State loan-to-deposit ratios for 2020 are now public, replacing last year’s ratios, to help to determine whether a bank may establish or buy a branch (or branches) without triggering prohibitions on doing so primarily for producing deposits.
The ratios – issued for all 50 states plus the District of Columbia, Guam, Puerto Rico and the U.S. Virgin Islands – exclude wholesale or limited-purpose Community Reinvestment Act (CRA)-designated banks, credit card banks and special-purpose banks. They are based on data as of June 30, 2019.
Released Tuesday by the federal banking agencies, the ratios inform a process the agencies use to test compliance with statutory requirements. (Those requirements also prohibit branches of banks controlled by out-of-state bank holding companies from operating primarily for the production of deposits.)
The second compliance step is determining if a bank’s statewide loan-to-deposit ratio is less than one-half of the published ratio for that state or if data are not available at the bank to conduct the first step, the agencies stated.
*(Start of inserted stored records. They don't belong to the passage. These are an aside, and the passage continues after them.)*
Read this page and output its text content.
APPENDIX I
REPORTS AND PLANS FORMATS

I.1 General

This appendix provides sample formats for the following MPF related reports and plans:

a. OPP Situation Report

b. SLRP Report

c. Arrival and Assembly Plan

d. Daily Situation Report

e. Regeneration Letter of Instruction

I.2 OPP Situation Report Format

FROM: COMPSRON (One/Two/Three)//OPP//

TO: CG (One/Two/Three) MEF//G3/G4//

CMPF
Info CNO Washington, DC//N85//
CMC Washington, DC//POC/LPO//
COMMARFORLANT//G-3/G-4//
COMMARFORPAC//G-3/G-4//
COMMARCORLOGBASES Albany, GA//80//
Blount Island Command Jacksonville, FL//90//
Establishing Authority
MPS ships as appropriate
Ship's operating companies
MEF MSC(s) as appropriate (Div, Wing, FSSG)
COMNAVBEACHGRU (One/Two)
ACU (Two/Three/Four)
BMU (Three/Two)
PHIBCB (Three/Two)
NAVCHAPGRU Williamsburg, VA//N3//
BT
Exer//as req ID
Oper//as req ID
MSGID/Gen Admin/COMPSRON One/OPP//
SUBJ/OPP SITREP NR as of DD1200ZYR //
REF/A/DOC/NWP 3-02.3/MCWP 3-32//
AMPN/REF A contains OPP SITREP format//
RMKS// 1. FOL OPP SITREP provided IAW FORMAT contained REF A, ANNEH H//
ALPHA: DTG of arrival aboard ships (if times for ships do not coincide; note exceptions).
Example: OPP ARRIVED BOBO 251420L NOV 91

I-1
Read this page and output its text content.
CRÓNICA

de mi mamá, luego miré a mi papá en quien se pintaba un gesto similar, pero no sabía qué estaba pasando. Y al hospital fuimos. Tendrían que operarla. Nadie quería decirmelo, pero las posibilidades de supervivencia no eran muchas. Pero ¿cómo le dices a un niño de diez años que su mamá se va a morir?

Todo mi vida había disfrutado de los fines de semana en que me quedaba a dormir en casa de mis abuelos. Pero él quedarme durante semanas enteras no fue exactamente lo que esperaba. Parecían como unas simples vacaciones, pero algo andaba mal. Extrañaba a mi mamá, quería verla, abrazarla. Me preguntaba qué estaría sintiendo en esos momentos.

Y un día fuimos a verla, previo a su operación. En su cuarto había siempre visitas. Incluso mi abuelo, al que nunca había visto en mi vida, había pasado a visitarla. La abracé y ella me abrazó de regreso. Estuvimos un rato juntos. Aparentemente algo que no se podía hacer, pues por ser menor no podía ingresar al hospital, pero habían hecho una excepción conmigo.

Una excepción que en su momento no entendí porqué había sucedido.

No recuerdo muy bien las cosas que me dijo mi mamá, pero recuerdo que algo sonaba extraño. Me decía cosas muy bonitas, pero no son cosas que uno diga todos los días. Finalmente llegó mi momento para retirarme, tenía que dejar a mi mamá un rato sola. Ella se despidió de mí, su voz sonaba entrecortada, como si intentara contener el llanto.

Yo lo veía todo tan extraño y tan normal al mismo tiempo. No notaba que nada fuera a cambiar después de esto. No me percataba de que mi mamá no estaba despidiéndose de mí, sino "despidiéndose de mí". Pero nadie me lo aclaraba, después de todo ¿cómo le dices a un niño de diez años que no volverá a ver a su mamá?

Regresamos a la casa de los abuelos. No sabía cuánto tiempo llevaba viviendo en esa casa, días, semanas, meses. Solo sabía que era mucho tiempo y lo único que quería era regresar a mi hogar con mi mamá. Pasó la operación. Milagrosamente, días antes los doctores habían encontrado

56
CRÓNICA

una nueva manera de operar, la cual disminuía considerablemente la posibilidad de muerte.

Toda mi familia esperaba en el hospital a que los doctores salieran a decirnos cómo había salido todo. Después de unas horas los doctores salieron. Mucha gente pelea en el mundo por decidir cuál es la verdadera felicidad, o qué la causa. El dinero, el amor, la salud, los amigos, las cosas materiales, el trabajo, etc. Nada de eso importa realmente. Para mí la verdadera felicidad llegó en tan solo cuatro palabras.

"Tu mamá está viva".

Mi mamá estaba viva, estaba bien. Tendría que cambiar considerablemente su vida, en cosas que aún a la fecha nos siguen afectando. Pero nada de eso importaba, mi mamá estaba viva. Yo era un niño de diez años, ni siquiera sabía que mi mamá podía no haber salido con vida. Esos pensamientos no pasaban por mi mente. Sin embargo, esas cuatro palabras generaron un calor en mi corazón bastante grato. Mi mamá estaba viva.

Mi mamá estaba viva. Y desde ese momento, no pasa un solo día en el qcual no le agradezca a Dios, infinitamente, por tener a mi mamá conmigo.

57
The second step requires the appropriate federal banking agency to determine whether the bank is reasonably helping to meet the credit needs of the communities served by the bank’s interstate branches.
A bank failing both steps is in violation of section 109 and is subject to sanctions by the appropriate agency, according to the agencies.
New Jersey has among the highest of the ratios, at 102%; Delaware has among the lowest at 59% (although the Virgin Islands clock in at 42%).